Pratt v. State

38 Ga. App. 114 | Ga. Ct. App. | 1928

Bloodworth, J.

The indictment charged N. A. Pratt with the offense of “misdemeanor," for that he did “wilfully and maliciously injure and destroy a certain wooden bridge over and across the Coosawattee river, about five miles below Ellijay, Ga., said bridge being the private property of W. D. Ralston and E. W. Watkins, said bridge being of the value of $200." The judge did not err in holding that the indictment charged the accused with having committed a felony, nor “in forcing him to go to trial as for a felony, when the indictment charged a misdemeanor.” The indictment shows that it was based on section 750 of the Penal Code of 1910, and, therefore, charged a felony. “It is not the name, but the description of the crime, which characterizes the offense charged." Lipham v. State, 125 Ga. 52 (53 S. E. 817, 114 Am. St. R. 181, *1155 Ann. Cas. 66); Lummus v. State, 17 Ga. App. 414 (81 S. E. 147), and cit.

Grounds 2 and 3 of the amendment to tho motion for a new trial allege merely that the court “erred” in giving to the jury certain specified instructions. Such an assignment of error will be considered only as far as is necessary to ascertain whether or not each of the excerpts from the charge contains a correct abstract proposition of law. Anderson v. Southern Railway Co., 101 Ga. 501 (4, 4a) (33 S. E. 644); Bullock v. State, 115 Ga. 241 (41 S. E. 609). Instead of each showing such a proposition, each shows an attempt to make a concrete application of law to facts. This being true, the general rule just quoted is not applicable, and the assignments of error are too general, too indefinite; they do not specify what the defects in these excerpts are, do not point out the specific vice in each charge. This they should do, and, failing in this, they can not be considered. Van Dyke v. Van Dyke, 31 Ga. App. 67 (4) (119 S. E. 436); Wade v. Eason, 31 Ga. App. 256 (120 S. E. 440); Riddle v. Sheppard, 119 Ga. 930 (3) (41 S. E. 201).

Grounds 4 and 5, based upon refusal of the judge to give to the jury certain requested instructions, are not in proper form for consideration, as in neither of them is it alleged that “the requested instructions were pertinent and applicable to the facts of the case.” Ward v. Gardner, 35 Ga. App. 569 (2) (134 S. E. 346). Nor does it appear that the requests to charge were “presented to the judge before the jury retired to consider their verdict.” Burch v. State, 34 Ga. App. 119 (2) (128 S. E. 587).
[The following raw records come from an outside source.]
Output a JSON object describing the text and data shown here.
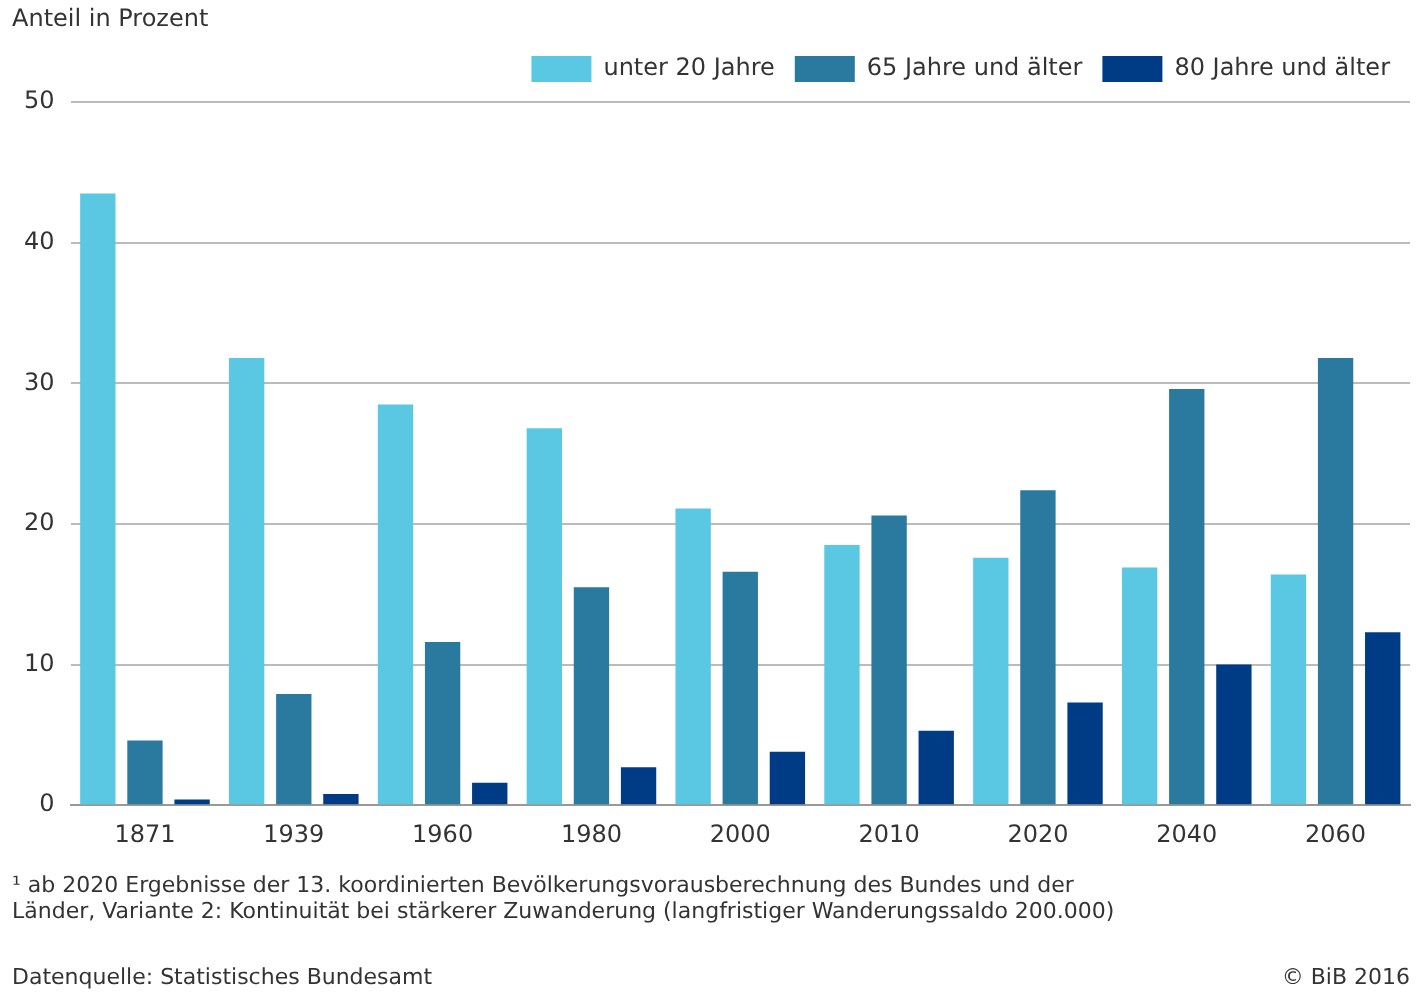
{
  "chart_data": {
    "type": "bar",
    "ylabel": "Anteil in Prozent",
    "categories": [
      "1871",
      "1939",
      "1960",
      "1980",
      "2000",
      "2010",
      "2020",
      "2040",
      "2060"
    ],
    "series": [
      {
        "name": "unter 20 Jahre",
        "color": "#5bc8e3",
        "values": [
          43.5,
          31.8,
          28.5,
          26.8,
          21.1,
          18.5,
          17.6,
          16.9,
          16.4
        ]
      },
      {
        "name": "65 Jahre und älter",
        "color": "#2a7aa0",
        "values": [
          4.6,
          7.9,
          11.6,
          15.5,
          16.6,
          20.6,
          22.4,
          29.6,
          31.8
        ]
      },
      {
        "name": "80 Jahre und älter",
        "color": "#003c85",
        "values": [
          0.4,
          0.8,
          1.6,
          2.7,
          3.8,
          5.3,
          7.3,
          10.0,
          12.3
        ]
      }
    ],
    "ylim": [
      0,
      50
    ],
    "yticks": [
      0,
      10,
      20,
      30,
      40,
      50
    ],
    "grid": "y",
    "legend": "top right",
    "annotations": [
      "¹ ab 2020 Ergebnisse der 13. koordinierten Bevölkerungsvorausberechnung des Bundes und der Länder, Variante 2: Kontinuität bei stärkerer Zuwanderung (langfristiger Wanderungssaldo 200.000)",
      "Datenquelle: Statistisches Bundesamt",
      "© BiB 2016"
    ]
  }
}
Ground 6 raises no question for determination, as it does not show what objection was made to the admission of the evidence when it was offered, nor that the objection was then urged. Jenkins v. Jenkins, 150 Ga. 77 (134 S. E. 346); Shirley v. Byrd, 162 Ga. 598 (134 S. E. 316); Gray v. State, 33 Ga. App. 596 (121 S. E. 414).

The 1th special ground of the motion alleges that the court illegally withheld from the jury certain evidence. It does not allege that such illegal withholding was prejudicial or harmful in any way to the accused; nor does it appear that the excluded testimony was material and would have benefitted the complaining party. To authorize a new trial, grounds of a motion must show not only *116error but injury; and, no injury being alleged in this ground, it is without merit. Brown v. Atlanta, 66 Ga. 76; Griffin v. Henderson, 117 Ga. 382 (2) (43 S. E. 712); Campbell v. Walker, 20 Ga. App. 88 (4) (92 S. E. 545).

There is an abundance of evidence to support the verdict, and the motion for a new trial was properly overruled.

Judgment affirmed.

Broíjles, C. J., and Luke, J., concur.